3 Min Read
(Adds portfolio manager comment, details; updates prices)
* TSX ends down 278.59 points, or 2.19 percent, at 12,448.21
* Nine of the TSX's 10 main groups fall
By Alastair Sharp
TORONTO, Jan 7 (Reuters) - Canada's benchmark stock index slid on Thursday to its lowest level in nearly two-and-a-half years as investors worried about China's equities market and oil prices pushed ever lower.
Losses were broad and deep, with energy stocks retreating 4.2 percent, industrials shedding 2.5 percent and financials down 2.2 percent. Thirty-nine stocks posted fresh 52-week lows.
"Right now people are taking maximum negativity and factoring that out into the marketplace," said Irwin Michael, a portfolio manager at ABC Funds. "The path of least resistance is down."
The Toronto Stock Exchange's S&P/TSX composite index ended the day down 278.59 points, or 2.19 percent, at 12,448.21.
That was its seventh straight decline and sharpest one-day loss since Dec. 7, pushing the index to its lowest level since August 2013.
Of the 10 main sectors, only the materials group closed in positive territory, thanks to gains in gold miners as bullion hit a seven-week high.
Tumult in China, where equities trading was suspended for a second time this week, has hurt markets across the globe as investors worry about weaker demand from the world's second-largest economy.
Oil slid below $33 a barrel as China's troubles added to concerns about near-record production and massive stockpiles of unwanted crude and refined products.
The most influential weights on the Canadian index included Canadian Natural Resources, which lost 6.2 percent to C$27.53, and Suncor Energy Inc, which declined 2.4 percent to C$33.30.

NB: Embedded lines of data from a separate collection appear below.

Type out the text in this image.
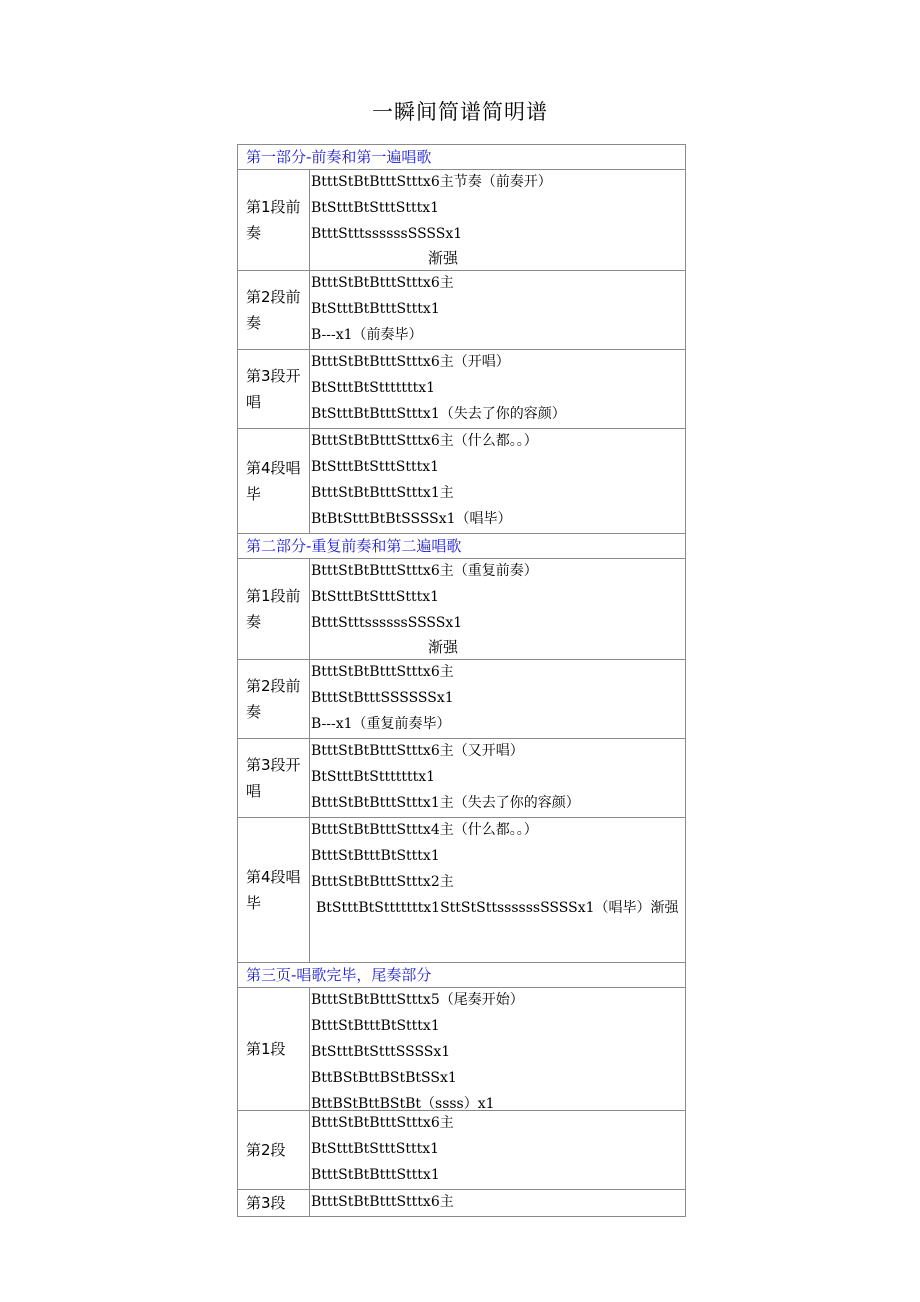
一瞬间简谱简明谱
第一部分-前奏和第一遍唱歌	
第1段前奏	BtttStBtBtttStttx6主节奏（前奏开）
BtStttBtStttStttx1
BtttStttssssssSSSSx1
渐强

第2段前奏	BtttStBtBtttStttx6主
BtStttBtBtttStttx1
B---x1（前奏毕）

第3段开唱	BtttStBtBtttStttx6主（开唱）
BtStttBtStttttttx1
BtStttBtBtttStttx1（失去了你的容颜）

第4段唱毕	BtttStBtBtttStttx6主（什么都。。）
BtStttBtStttStttx1
BtttStBtBtttStttx1主
BtBtStttBtBtSSSSx1（唱毕）

第二部分-重复前奏和第二遍唱歌	
第1段前奏	BtttStBtBtttStttx6主（重复前奏）
BtStttBtStttStttx1
BtttStttssssssSSSSx1
渐强

第2段前奏	BtttStBtBtttStttx6主
BtttStBtttSSSSSSx1
B---x1（重复前奏毕）

第3段开唱	BtttStBtBtttStttx6主（又开唱）
BtStttBtStttttttx1
BtttStBtBtttStttx1主（失去了你的容颜）

第4段唱毕	BtttStBtBtttStttx4主（什么都。。）
BtttStBtttBtStttx1
BtttStBtBtttStttx2主
BtStttBtStttttttx1SttStSttssssssSSSSx1（唱毕）渐强

第三页-唱歌完毕，尾奏部分	
第1段	BtttStBtBtttStttx5（尾奏开始）
BtttStBtttBtStttx1
BtStttBtStttSSSSx1
BttBStBttBStBtSSx1
BttBStBttBStBt（ssss）x1

第2段	BtttStBtBtttStttx6主
BtStttBtStttStttx1
BtttStBtBtttStttx1

第3段	BtttStBtBtttStttx6主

U.S. crude prices settled down 2.1 percent at $33.27 a barrel, while Brent lost 1.6 percent to $33.69 a barrel.
Royal Bank of Canada declined 1.8 percent to C$70.25 and Toronto-Dominion Bank <TD.TO lost 2.2 percent to C$51.03.
Gold futures rose 1.5 percent to $1,109 an ounce, and the top five gainers of the index were all precious metal miners.